Yerel Mahkemece bozma üzerine verilen hüküm temyiz edilmekle; başvurunun süresi, kararın niteliği ve suç tarihine göre kanuni olanak bulunmadığından sanık müdafiinin duruşmalı inceleme isteğinin 1412 sayılı CMUK’nun 318/1. maddesi uyarınca reddine karar verilerek dosya incelendi, gereği görüşülüp düşünüldü:

Temyiz isteğinin reddi nedenleri bulunmadığından işin esasına geçildi.

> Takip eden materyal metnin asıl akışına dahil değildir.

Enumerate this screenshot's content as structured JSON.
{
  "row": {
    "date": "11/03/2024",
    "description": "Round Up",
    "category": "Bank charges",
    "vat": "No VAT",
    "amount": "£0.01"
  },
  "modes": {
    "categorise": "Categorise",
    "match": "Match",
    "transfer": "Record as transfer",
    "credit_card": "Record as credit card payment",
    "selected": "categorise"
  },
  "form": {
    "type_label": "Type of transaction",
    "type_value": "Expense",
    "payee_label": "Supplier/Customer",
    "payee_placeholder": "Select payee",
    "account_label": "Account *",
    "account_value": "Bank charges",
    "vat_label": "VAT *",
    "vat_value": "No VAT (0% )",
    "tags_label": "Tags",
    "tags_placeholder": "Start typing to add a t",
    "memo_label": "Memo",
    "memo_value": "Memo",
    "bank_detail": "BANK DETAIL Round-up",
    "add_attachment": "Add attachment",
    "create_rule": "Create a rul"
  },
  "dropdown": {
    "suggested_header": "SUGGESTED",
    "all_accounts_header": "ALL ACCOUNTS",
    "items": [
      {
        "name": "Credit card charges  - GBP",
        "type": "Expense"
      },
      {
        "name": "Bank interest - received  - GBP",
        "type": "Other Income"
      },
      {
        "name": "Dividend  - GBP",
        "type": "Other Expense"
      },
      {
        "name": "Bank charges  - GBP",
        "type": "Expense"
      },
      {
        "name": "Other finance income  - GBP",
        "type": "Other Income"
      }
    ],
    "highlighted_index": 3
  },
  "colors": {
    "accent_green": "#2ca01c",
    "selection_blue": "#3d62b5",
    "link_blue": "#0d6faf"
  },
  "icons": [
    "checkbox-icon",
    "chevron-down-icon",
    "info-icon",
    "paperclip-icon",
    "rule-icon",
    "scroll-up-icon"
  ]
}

Vicdani kanının oluştuğu duruşma sürecini yansıtan tutanaklar, belgeler ve gerekçe içeriğine göre yapılan incelemede; başkaca nedenler yerinde görülmemiştir.
Ancak;
02.12.2016 tarihli Resmi Gazete’de yayımlanarak yürürlüğe giren 6763 sayılı Kanun’un 34. maddesiyle Ceza Muhakemesi Kanunu’nun 253. maddesinde değişiklik yapılarak madde içeriğinden “etkin pişmanlık hükümlerine yer verilen suçlar ile” ibaresinin çıkarılması nedeniyle özel bir etkin pişmanlık hükmü olan (suç ve karar tarihinde yürürlükte bulunan) 556 sayılı Kanun Hükmünde Kararnamenin 61/7. maddesinin aynı Kanun Hükmünde Kararnamenin 61/A maddesinde düzenlenen satışa arz etme veya satma suçu yönünden de uzlaştırma kurumunun uygulanmasına engel teşkil etmemesi, uzlaştırmanın soruşturma ve kovuşturmalarda mutlaka öncelikle uygulanması zorunlu bir maddi ceza hukuku ve ceza muhakemesi hukuku kurumu olması karşısında, sanık hakkında 6763 sayılı Kanun’un 34. maddesiyle değişik CMK’nin 253. ve 254. maddelerinin uygulanması zorunluluğu,
Kabule göre de;
1-Dairemizin de benimsediği Yargıtay Ceza Genel Kurulunun 09.02.2016 tarih ve 2014/71 Esas ve 2016/42 sayılı kararında açıklandığı üzere, hükmün açıklanmasının geri bırakılması kararından önce, Manisa 3. Asliye Ceza Mahkemesi’nin 11.10.2011 tarihli kararı ile sanığın 10 ay hapis ve 1000 TL adli para cezası ile cezalandırılmasına ve hapis cezasının TCK’nun 51. maddesi uyarınca ertelenmesine karar verildiği, sanığın temyizi üzerine Yargıtay 19. Ceza Dairesinin 01.06.2015 tarihli kararı ile hükmün CMK’nun 231. maddesi uyarınca değerlendirilmesi bakımından bozulduğu, bozmadan sonra sanık hakkında 10 ay hapis ve 80 TL adli para cezasına hükmedilerek hükmün açıklanmasının geri bırakılmasına karar verildiği, sanığın denetim süresi içinde kasıtlı suç işlemesi ile hükmün aynen açıklandığı anlaşılmakla; hükmün açıklanmasının geri bırakılması kararından önceki erteleme hükmünün sanık açısından kazanılmış hak teşkil ettiği gözetilmeden yazılı şekilde hüküm kurulması,
2-Hükmün açıklanmasının geri bırakılması kararlarının infazı kabil kesinleşmiş mahkumiyet kararı niteliğinde olmadığı dikkate alınarak, suça konu ürünlerin müsaderesi hususunda olumlu veya olumsuz bir karar verilmesi gerektiğinin gözetilmemesi,
Bozmayı gerektirmiş ve sanık müdafiinin temyiz nedenleri bu itibarla yerinde görüldüğünden, HÜKMÜN 5320 sayılı Kanun’un 8/1. maddesi gereğince uygulanması gereken 1412 sayılı CMUK’nun 321. maddesi uyarınca, tebliğnameye uygun olarak, BOZULMASINA, yargılamanın bozma öncesi aşamadan başlayarak sürdürülüp sonuçlandırılmak üzere dosyanın mahkemesine gönderilmesine, 18/03/2021 tarihinde oy birliğiyle karar verildi.